The tool also enables investors to assess a company’s ESG risk exposure by integrating with features such as Climate Value-at-Risk and Implied Temperature Rise that are available on MSCI’s ESG Research platform. These provide a forward-looking view into potential upside or downside opportunities in a portfolio.
Beth Byington, Global Head of Corporate ESG and Climate Solutions at MSCI, said: “The ESG and climate needs of companies have evolved dramatically as new reporting requirements from regulators and institutional investors have emerged in recent years. It is now more important than ever for listed companies to speak a common language with these audiences about financial opportunities and risks associated with subjects like climate change.”
Viewing companies in comparison to peers, and benchmarking their performance based on recommendations from international standards bodies, such as the Task Force on Climate-related Financial Disclosures (TCFD), can provide global institutional investors with further insight into sector and industry best practices on sustainability.
Why is benchmarking performance important for sustainability?
According to a report published by MSCI in October 2022, over 46% of the 3,150 constituents of its ACWI Index had set some form of net zero target as of August 31, 2022, but only 41 companies in the ACWI Index had set a net zero target approved by the Science Based Targets initiative (SBTi).
Fewer companies than those that make up the 46% had SBTi-approved targets, and only 6.3% had committed to setting one in the future. Emissions reduction targets approved by SBTi have to include total value chain emissions across Scope 1, 2 and 3 categories, and also include pathways to getting to net zero emissions by 2050, including methods of offsetting any residual emissions.
Disparities in climate targets and approaches to achieving them can distort the integrity of sustainability indices and portfolios. By understanding how they compare to peers and by adopting industry best practices, companies can improve their data gathering and disclosure, overcoming gaps in their reporting.
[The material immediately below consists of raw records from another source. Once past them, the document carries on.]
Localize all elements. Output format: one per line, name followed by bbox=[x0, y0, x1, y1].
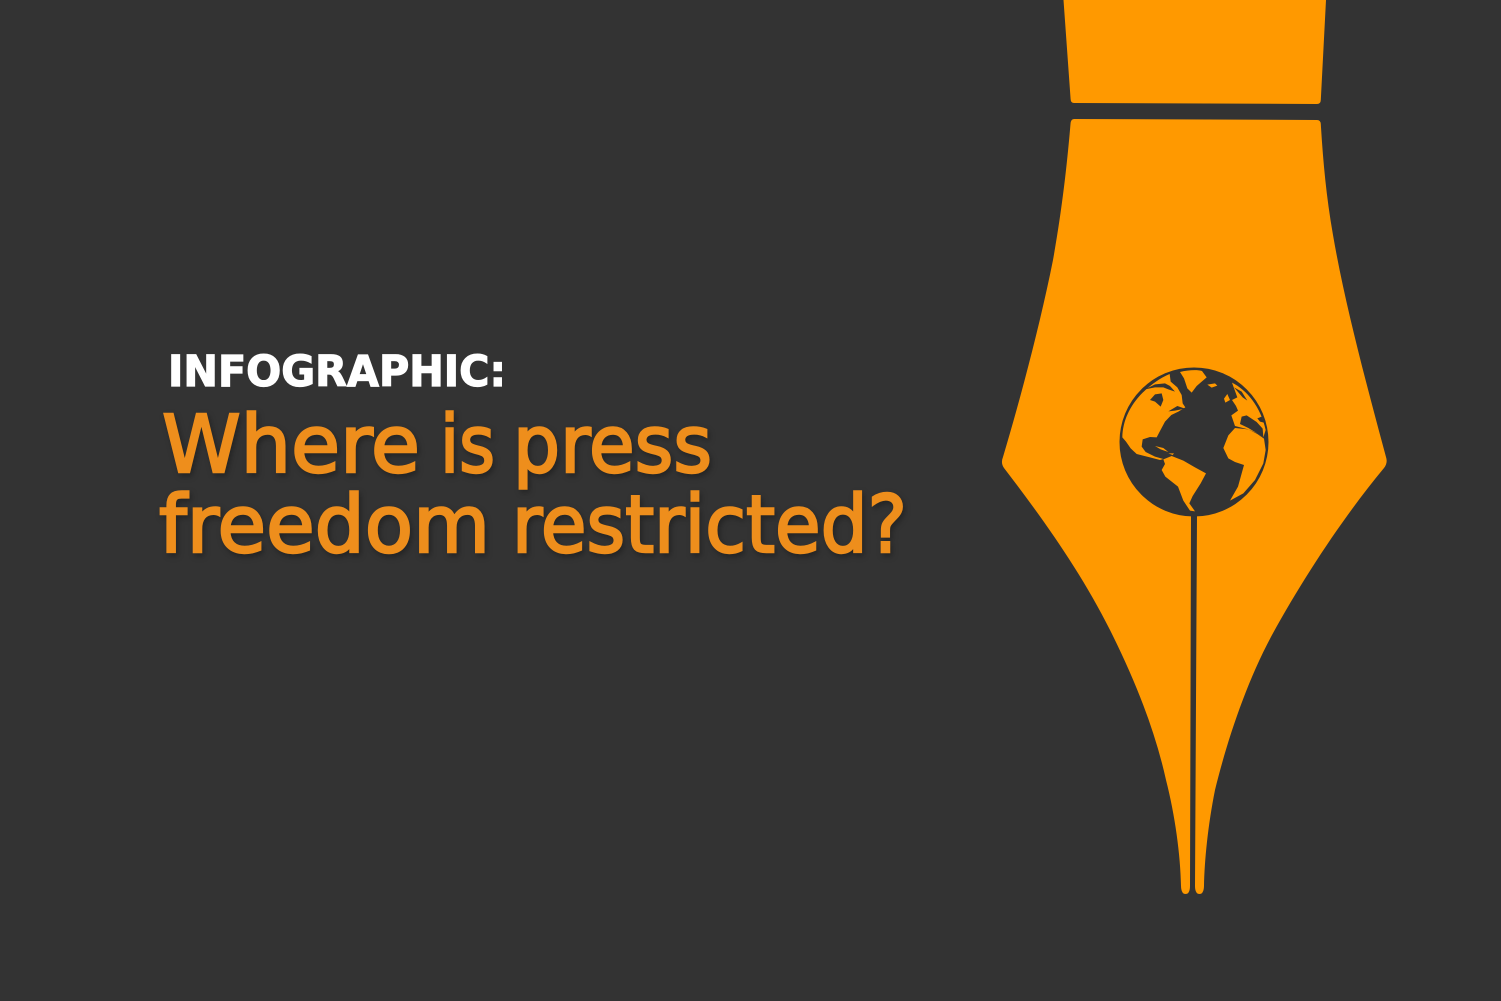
Iceland bbox=[1207, 383, 1217, 388]
Greenland bbox=[1180, 370, 1207, 393]
Caribbean islands bbox=[1155, 446, 1174, 455]
icon: fountain pen bbox=[1002, 0, 1387, 894]
Britain bbox=[1224, 394, 1230, 403]
Hudson Bay and Arctic channels bbox=[1145, 383, 1185, 411]
Africa bbox=[1223, 428, 1266, 501]
pen collar bbox=[1064, 0, 1326, 104]
North America bbox=[1122, 374, 1185, 460]
kicker: INFOGRAPHIC: INFOGRAPHIC: bbox=[168, 348, 506, 397]
heading: Where bbox=[162, 399, 420, 491]
heading: restricted? bbox=[512, 479, 907, 571]
heading: freedom bbox=[159, 479, 490, 571]
heading bbox=[159, 399, 907, 571]
heading: is bbox=[440, 399, 495, 491]
pen nib bbox=[1002, 119, 1387, 894]
Scandinavian channels and Mediterranean bbox=[1234, 387, 1264, 437]
title block bbox=[159, 348, 907, 571]
South America bbox=[1162, 456, 1206, 511]
icon: globe bbox=[1120, 368, 1268, 516]
heading: press bbox=[513, 399, 712, 491]
Europe bbox=[1231, 383, 1266, 437]
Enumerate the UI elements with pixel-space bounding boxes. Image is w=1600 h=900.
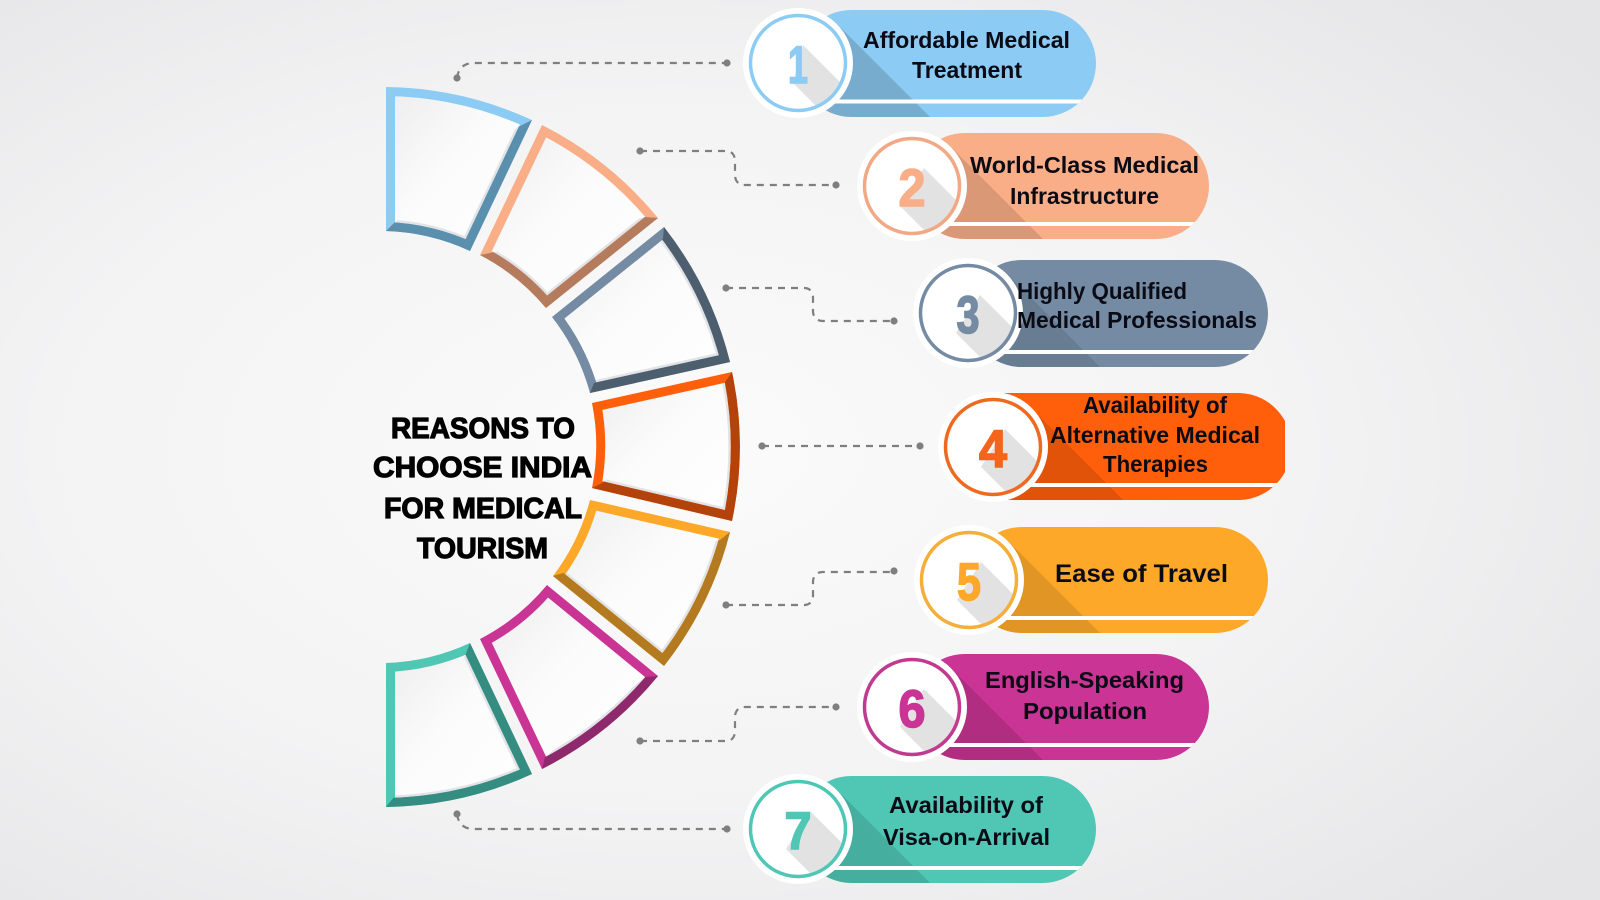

Improved data gathering and disclosure can help validate companies’ climate targets and sustainability goals. By performing a comparative analysis, companies can better formulate their climate action strategies, which in turn can impact their investment and capital spending decisions. This can also minimise the risk of being accused of greenwashing sustainability credentials, as well as providing better and more consistent data to investors.